- Born: January 30, 1964 Bar Harbor, Maine, U.S.
- Died: July 19, 1989 (aged 25) Sioux City, Iowa, U.S.
- Occupation: Commissioner of the Continental Basketball Association

= Jay Ramsdell =

American basketball executive (1964–1989)

Jay L. Ramsdell Jr. (January 30, 1964 – July 19, 1989) was the commissioner of the Continental Basketball Association (CBA), a professional men's basketball league in the United States, from 1988 until his death.

==Early life==
Ramsdell was born on January 30, 1964, in Bar Harbor, Maine, to Jay Sr. and Linda Ramsdell. He attended Mount Desert Island High School.

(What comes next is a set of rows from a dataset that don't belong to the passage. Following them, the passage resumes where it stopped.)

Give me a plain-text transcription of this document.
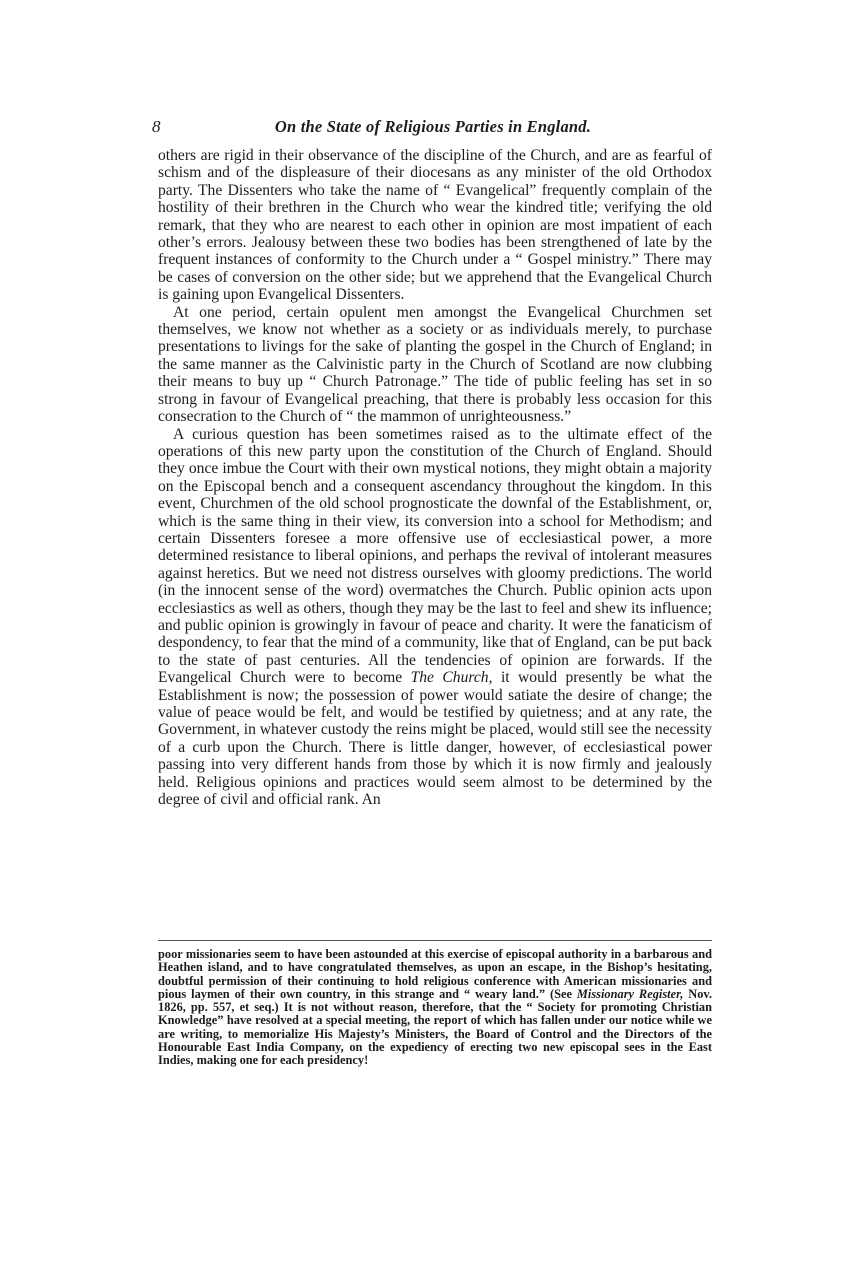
8	On the State of Religious Parties in England.

others are rigid in their observance of the discipline of the Church, and are as fearful of schism and of the displeasure of their diocesans as any minister of the old Orthodox party. The Dissenters who take the name of “ Evangelical” frequently complain of the hostility of their brethren in the Church who wear the kindred title; verifying the old remark, that they who are nearest to each other in opinion are most impatient of each other’s errors. Jealousy between these two bodies has been strengthened of late by the frequent instances of conformity to the Church under a “ Gospel ministry.” There may be cases of conversion on the other side; but we apprehend that the Evangelical Church is gaining upon Evangelical Dissenters.

At one period, certain opulent men amongst the Evangelical Churchmen set themselves, we know not whether as a society or as individuals merely, to purchase presentations to livings for the sake of planting the gospel in the Church of England; in the same manner as the Calvinistic party in the Church of Scotland are now clubbing their means to buy up “ Church Patronage.” The tide of public feeling has set in so strong in favour of Evangelical preaching, that there is probably less occasion for this consecration to the Church of “ the mammon of unrighteousness.”

A curious question has been sometimes raised as to the ultimate effect of the operations of this new party upon the constitution of the Church of England. Should they once imbue the Court with their own mystical notions, they might obtain a majority on the Episcopal bench and a consequent ascendancy throughout the kingdom. In this event, Churchmen of the old school prognosticate the downfal of the Establishment, or, which is the same thing in their view, its conversion into a school for Methodism; and certain Dissenters foresee a more offensive use of ecclesiastical power, a more determined resistance to liberal opinions, and perhaps the revival of intolerant measures against heretics. But we need not distress ourselves with gloomy predictions. The world (in the innocent sense of the word) overmatches the Church. Public opinion acts upon ecclesiastics as well as others, though they may be the last to feel and shew its influence; and public opinion is growingly in favour of peace and charity. It were the fanaticism of despondency, to fear that the mind of a community, like that of England, can be put back to the state of past centuries. All the tendencies of opinion are forwards. If the Evangelical Church were to become The Church, it would presently be what the Establishment is now; the possession of power would satiate the desire of change; the value of peace would be felt, and would be testified by quietness; and at any rate, the Government, in whatever custody the reins might be placed, would still see the necessity of a curb upon the Church. There is little danger, however, of ecclesiastical power passing into very different hands from those by which it is now firmly and jealously held. Religious opinions and practices would seem almost to be determined by the degree of civil and official rank. An

poor missionaries seem to have been astounded at this exercise of episcopal authority in a barbarous and Heathen island, and to have congratulated themselves, as upon an escape, in the Bishop’s hesitating, doubtful permission of their continuing to hold religious conference with American missionaries and pious laymen of their own country, in this strange and “ weary land.” (See Missionary Register, Nov. 1826, pp. 557, et seq.) It is not without reason, therefore, that the “ Society for promoting Christian Knowledge” have resolved at a special meeting, the report of which has fallen under our notice while we are writing, to memorialize His Majesty’s Ministers, the Board of Control and the Directors of the Honourable East India Company, on the expediency of erecting two new episcopal sees in the East Indies, making one for each presidency!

==Continental Basketball Association==
As a ninth-grade student in 1978, Ramsdell interviewed the owner of a new CBA expansion team, the Maine Lumberjacks, for an article in his high-school newspaper. The owner was so impressed that he invited Ramsdell to help the team on opening night at the scorer's table; by the end of the game, he was the statistics crew chief. Within a week, Ramsdell had assumed the role of the team's director of public relations.

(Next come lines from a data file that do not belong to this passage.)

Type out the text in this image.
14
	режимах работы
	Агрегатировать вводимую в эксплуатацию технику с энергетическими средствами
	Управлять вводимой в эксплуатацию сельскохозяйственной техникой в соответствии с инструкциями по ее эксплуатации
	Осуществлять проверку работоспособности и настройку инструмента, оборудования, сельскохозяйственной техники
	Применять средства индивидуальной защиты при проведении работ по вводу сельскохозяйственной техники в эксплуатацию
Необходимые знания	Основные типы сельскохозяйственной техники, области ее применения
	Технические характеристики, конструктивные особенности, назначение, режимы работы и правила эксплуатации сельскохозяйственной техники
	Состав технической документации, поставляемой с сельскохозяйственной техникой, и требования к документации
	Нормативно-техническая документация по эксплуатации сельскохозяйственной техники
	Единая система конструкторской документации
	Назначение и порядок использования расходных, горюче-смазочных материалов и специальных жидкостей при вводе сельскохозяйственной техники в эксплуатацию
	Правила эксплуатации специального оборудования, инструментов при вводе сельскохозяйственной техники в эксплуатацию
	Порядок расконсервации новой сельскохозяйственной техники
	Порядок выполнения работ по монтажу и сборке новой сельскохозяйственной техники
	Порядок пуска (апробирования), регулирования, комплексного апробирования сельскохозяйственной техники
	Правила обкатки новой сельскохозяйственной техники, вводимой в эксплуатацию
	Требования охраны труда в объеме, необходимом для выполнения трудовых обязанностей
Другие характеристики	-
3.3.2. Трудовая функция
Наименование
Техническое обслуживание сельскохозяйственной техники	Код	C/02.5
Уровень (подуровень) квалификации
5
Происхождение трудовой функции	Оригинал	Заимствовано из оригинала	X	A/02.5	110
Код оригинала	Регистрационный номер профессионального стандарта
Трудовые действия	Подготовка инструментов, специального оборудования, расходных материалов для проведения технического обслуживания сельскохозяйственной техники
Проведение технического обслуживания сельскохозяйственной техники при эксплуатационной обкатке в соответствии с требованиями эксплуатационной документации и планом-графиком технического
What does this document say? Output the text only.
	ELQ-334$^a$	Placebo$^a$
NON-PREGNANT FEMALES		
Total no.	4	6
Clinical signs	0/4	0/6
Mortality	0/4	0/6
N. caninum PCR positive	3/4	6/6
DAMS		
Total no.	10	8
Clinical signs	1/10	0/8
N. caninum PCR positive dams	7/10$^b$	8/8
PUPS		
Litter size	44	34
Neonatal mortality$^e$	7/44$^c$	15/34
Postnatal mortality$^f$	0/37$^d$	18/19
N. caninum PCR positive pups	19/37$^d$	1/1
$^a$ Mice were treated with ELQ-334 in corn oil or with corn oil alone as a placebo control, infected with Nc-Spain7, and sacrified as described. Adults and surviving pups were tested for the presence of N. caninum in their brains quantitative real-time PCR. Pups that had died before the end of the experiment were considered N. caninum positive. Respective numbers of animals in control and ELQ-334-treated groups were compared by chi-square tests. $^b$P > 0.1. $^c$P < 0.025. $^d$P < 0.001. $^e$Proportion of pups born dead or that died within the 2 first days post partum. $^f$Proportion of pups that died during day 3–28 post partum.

Ramsdell remained with the Lumberjacks until his high-school graduation in 1982 when he was hired by CBA commissioner Jim Drucker as the league's administrative assistant. Within a year, he was the league's director of operations.

He returned to Bangor, Maine to serve as the general manager for the Maine Windjammers in 1985–86. After that franchise folded after one season, at the age of 20, Ramsdell returned to the CBA front office as deputy commissioner.

With the resignation of commissioner Mike Storen in 1988, Ramsdell became the youngest commissioner in the history of professional sports when he assumed the position at the age of 24.

==Death and legacy==

Ramsdell and deputy commissioner Jerry Schemmel were aboard United Airlines Flight 232 on July 19, 1989, as they traveled from league headquarters in Denver to the player draft in Columbus, Ohio. The plane crash-landed in Sioux City, Iowa, after losing all hydraulics. Ramsdell was among the 112 passengers who were killed, while Schemmel survived.

In 1989, the CBA league championship trophy was named the Jay Ramsdell Trophy to honor his memory. Ramsdell was posthumously inducted into the Maine Basketball Hall of Fame in 2019.